# new pics



## sno (Oct 4, 2002)

stupid mud puddles...









































gotta love the reflection:









i was messin around with the movie record feature on my digital camera and some idiot in a durango almost hit me. it was a lot worse then it looks in the video.
idiot durango driver


----------



## sentra94xe (May 6, 2002)

Car's lookin good sno... interesting setup with the white wheels and sideskirts, but it works. Headlight housings are spotless! Mine are sorta yellow, grr.  Keep up the good work!


----------



## sno (Oct 4, 2002)

thanks sentra94xe


----------



## PhattyB13 (Apr 30, 2002)

yeah SNo what did you use on your headlights? they look damn good?


----------



## babyjbrooks (Sep 22, 2002)

lookin clean as sno only if you stay out of the mudd puddles
proud owned and to drive


----------



## ImportCarTuner (Jun 9, 2002)

Nice ride bro.


----------



## SERialThreatz (May 29, 2002)

ayo importcartuner i see you around alot, im from washington twp.... i see that ur just making ur car a show stopper....do u need a steering wheel to prop up ur car cause i got one for my sentra but i took it off ...the steering wheel is imported from the phillipines.....ayo just holla bak at me cause i gots more goodies for ur car......

payce 

lil vinny


----------



## sno (Oct 4, 2002)

my headlights are only about a year old. a little while back some drunk girl backed into my car taking out both headlights. thanks for the feed back tho!


----------



## PhattyB13 (Apr 30, 2002)

are they glass or plastic?
and you have a 94 right?


----------



## sno (Oct 4, 2002)

they're plastic.
it's a 93.


----------



## MP2050 (May 1, 2002)

U guys should check out the SR20de forums--they have a few ways of clearing out your heads..

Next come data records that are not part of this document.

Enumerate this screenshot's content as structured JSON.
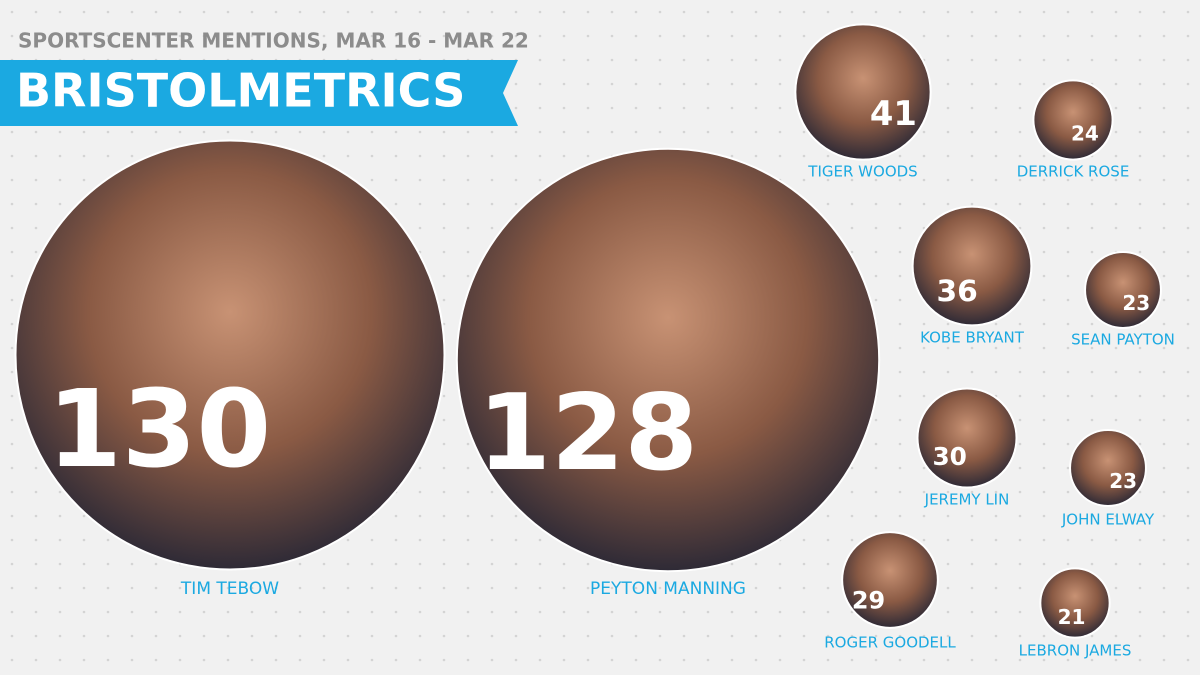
{
  "chart_data": {
    "type": "bubble",
    "subtitle": "SPORTSCENTER MENTIONS, MAR 16 - MAR 22",
    "title": "BRISTOLMETRICS",
    "categories": [
      "TIM TEBOW",
      "PEYTON MANNING",
      "TIGER WOODS",
      "DERRICK ROSE",
      "KOBE BRYANT",
      "SEAN PAYTON",
      "JEREMY LIN",
      "JOHN ELWAY",
      "ROGER GOODELL",
      "LEBRON JAMES"
    ],
    "values": [
      130,
      128,
      41,
      24,
      36,
      23,
      30,
      23,
      29,
      21
    ],
    "color": "#1ba9e1"
  }
}
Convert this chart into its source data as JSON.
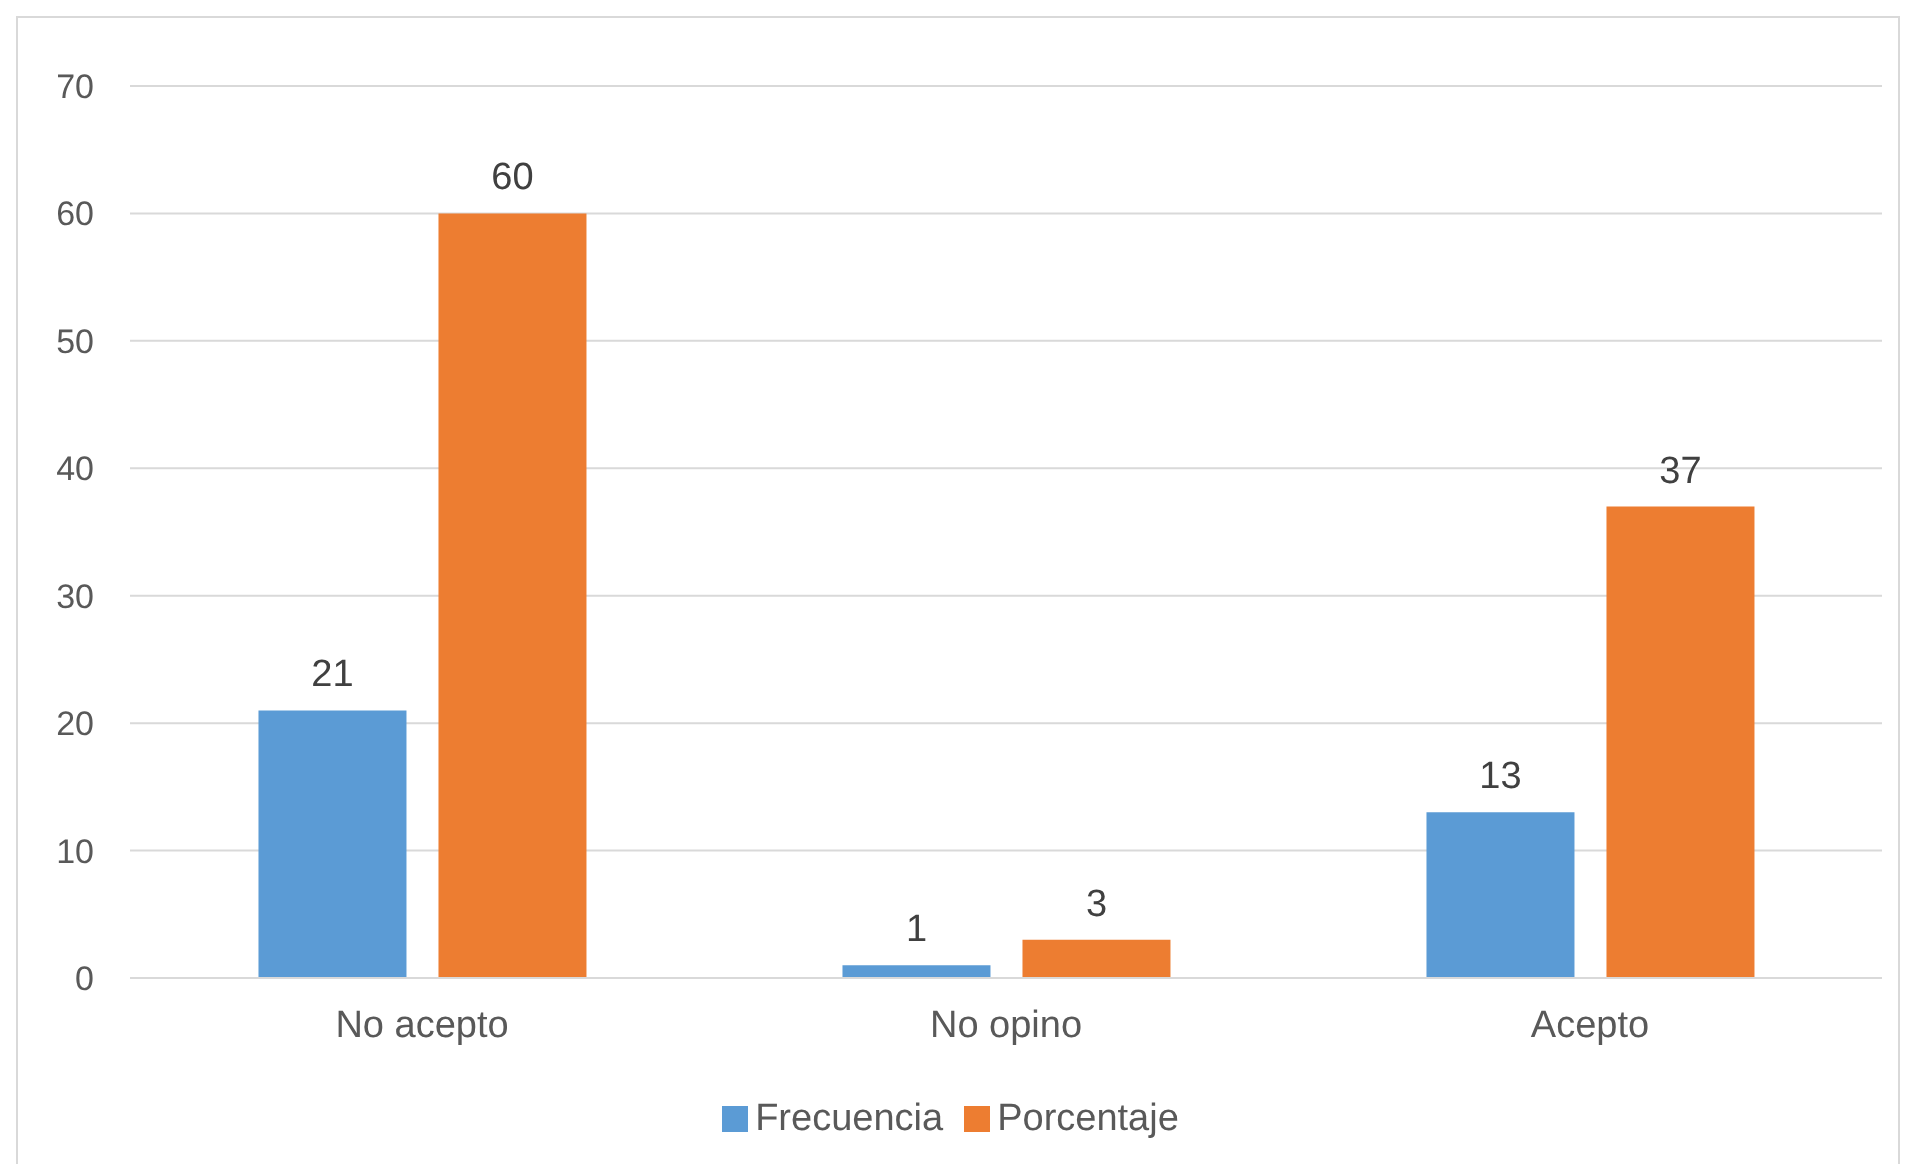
{
  "chart_data": {
    "type": "bar",
    "categories": [
      "No acepto",
      "No opino",
      "Acepto"
    ],
    "series": [
      {
        "name": "Frecuencia",
        "color": "#5b9bd5",
        "values": [
          21,
          1,
          13
        ]
      },
      {
        "name": "Porcentaje",
        "color": "#ed7d31",
        "values": [
          60,
          3,
          37
        ]
      }
    ],
    "ylim": [
      0,
      70
    ],
    "yticks": [
      0,
      10,
      20,
      30,
      40,
      50,
      60,
      70
    ],
    "grid": "y",
    "legend": "bottom",
    "data_labels": true
  }
}
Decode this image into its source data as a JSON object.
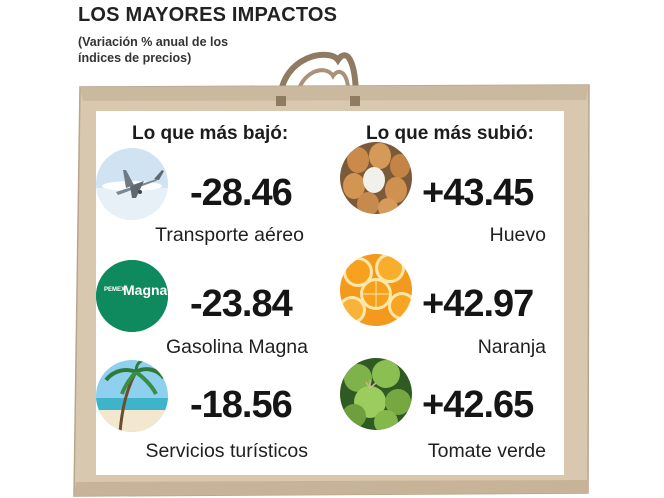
{
  "header": {
    "title": "LOS MAYORES IMPACTOS",
    "subtitle_line1": "(Variación % anual de los",
    "subtitle_line2": "índices de precios)"
  },
  "columns": {
    "left_heading": "Lo que más bajó:",
    "right_heading": "Lo que más subió:"
  },
  "decreases": [
    {
      "value": "-28.46",
      "label": "Transporte aéreo",
      "icon": "airplane-icon"
    },
    {
      "value": "-23.84",
      "label": "Gasolina Magna",
      "icon": "pemex-magna-logo",
      "logo_text_brand": "PEMEX",
      "logo_text_product": "Magna"
    },
    {
      "value": "-18.56",
      "label": "Servicios turísticos",
      "icon": "beach-palm-icon"
    }
  ],
  "increases": [
    {
      "value": "+43.45",
      "label": "Huevo",
      "icon": "eggs-icon"
    },
    {
      "value": "+42.97",
      "label": "Naranja",
      "icon": "orange-slices-icon"
    },
    {
      "value": "+42.65",
      "label": "Tomate verde",
      "icon": "green-tomato-icon"
    }
  ],
  "colors": {
    "bag": "#d8c8b0",
    "bag_edge": "#b9a58a",
    "handle": "#8f7a62",
    "pemex_green": "#0f8a5e"
  }
}
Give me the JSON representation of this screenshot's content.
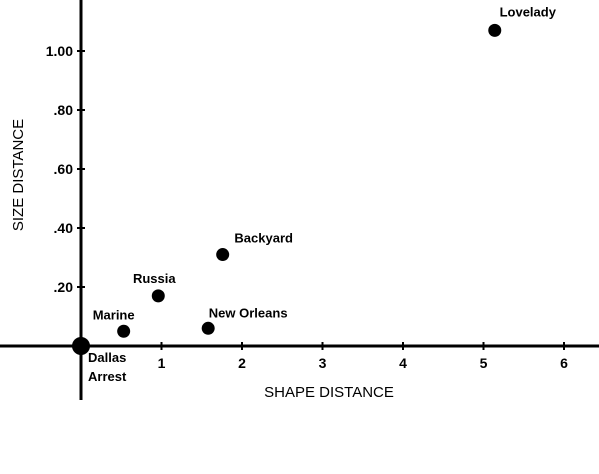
{
  "chart_data": {
    "type": "scatter",
    "title": "",
    "xlabel": "SHAPE DISTANCE",
    "ylabel": "SIZE DISTANCE",
    "xlim": [
      0,
      6.4
    ],
    "ylim": [
      -0.18,
      1.18
    ],
    "x_ticks": [
      {
        "value": 1,
        "label": "1"
      },
      {
        "value": 2,
        "label": "2"
      },
      {
        "value": 3,
        "label": "3"
      },
      {
        "value": 4,
        "label": "4"
      },
      {
        "value": 5,
        "label": "5"
      },
      {
        "value": 6,
        "label": "6"
      }
    ],
    "y_ticks": [
      {
        "value": 0.2,
        "label": ".20"
      },
      {
        "value": 0.4,
        "label": ".40"
      },
      {
        "value": 0.6,
        "label": ".60"
      },
      {
        "value": 0.8,
        "label": ".80"
      },
      {
        "value": 1.0,
        "label": "1.00"
      }
    ],
    "grid": false,
    "points": [
      {
        "label": "Dallas Arrest",
        "x": 0.0,
        "y": 0.0
      },
      {
        "label": "Marine",
        "x": 0.53,
        "y": 0.05
      },
      {
        "label": "Russia",
        "x": 0.96,
        "y": 0.17
      },
      {
        "label": "New Orleans",
        "x": 1.58,
        "y": 0.06
      },
      {
        "label": "Backyard",
        "x": 1.76,
        "y": 0.31
      },
      {
        "label": "Lovelady",
        "x": 5.14,
        "y": 1.07
      }
    ]
  }
}
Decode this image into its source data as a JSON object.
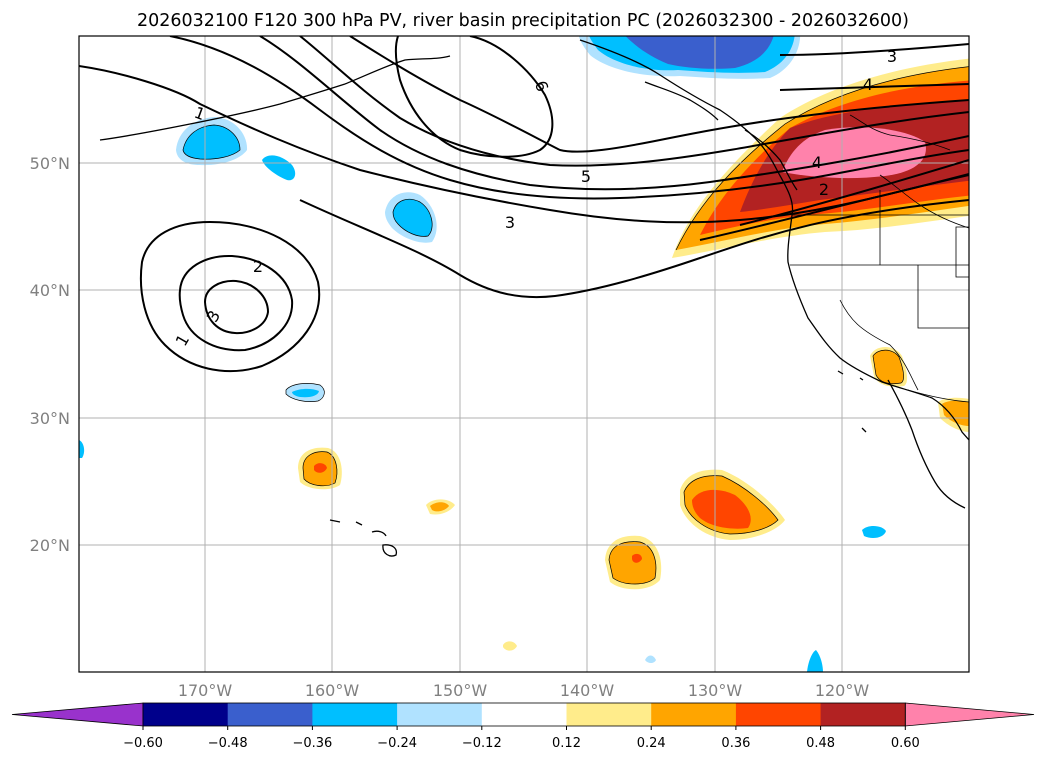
{
  "title": "2026032100 F120 300 hPa PV, river basin precipitation PC (2026032300 - 2026032600)",
  "map": {
    "lon_ticks": [
      "170°W",
      "160°W",
      "150°W",
      "140°W",
      "130°W",
      "120°W"
    ],
    "lat_ticks": [
      "50°N",
      "40°N",
      "30°N",
      "20°N"
    ],
    "grid": true
  },
  "pv_contour_labels": {
    "northern": [
      "1",
      "6",
      "5",
      "3",
      "3",
      "4",
      "4",
      "2"
    ],
    "cyclone": [
      "2",
      "3",
      "1"
    ]
  },
  "colorbar": {
    "tick_labels": [
      "−0.60",
      "−0.48",
      "−0.36",
      "−0.24",
      "−0.12",
      "0.12",
      "0.24",
      "0.36",
      "0.48",
      "0.60"
    ],
    "colors": [
      "#9932cc",
      "#00008b",
      "#3a5fcd",
      "#00bfff",
      "#b0e2ff",
      "#ffffff",
      "#ffec8b",
      "#ffa500",
      "#ff4500",
      "#b22222",
      "#ff82ab"
    ],
    "extend": "both"
  }
}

My boy just did his with some sand paper and water and they look like new....

Oh and yeah its a intresting look U got going with the black on white. Must get real dirty down below....


----------



## sno (Oct 4, 2002)

i hope intersting means good. and yeah the rims do get really dirty with break dust, but they're easy to clean so it's no big deal.


----------



## SangerSE-R (Jan 13, 2003)

are those new lights that tsuru conversion, or did you polish the old ones, if you did polish what did you use mine look like old yellow windows


----------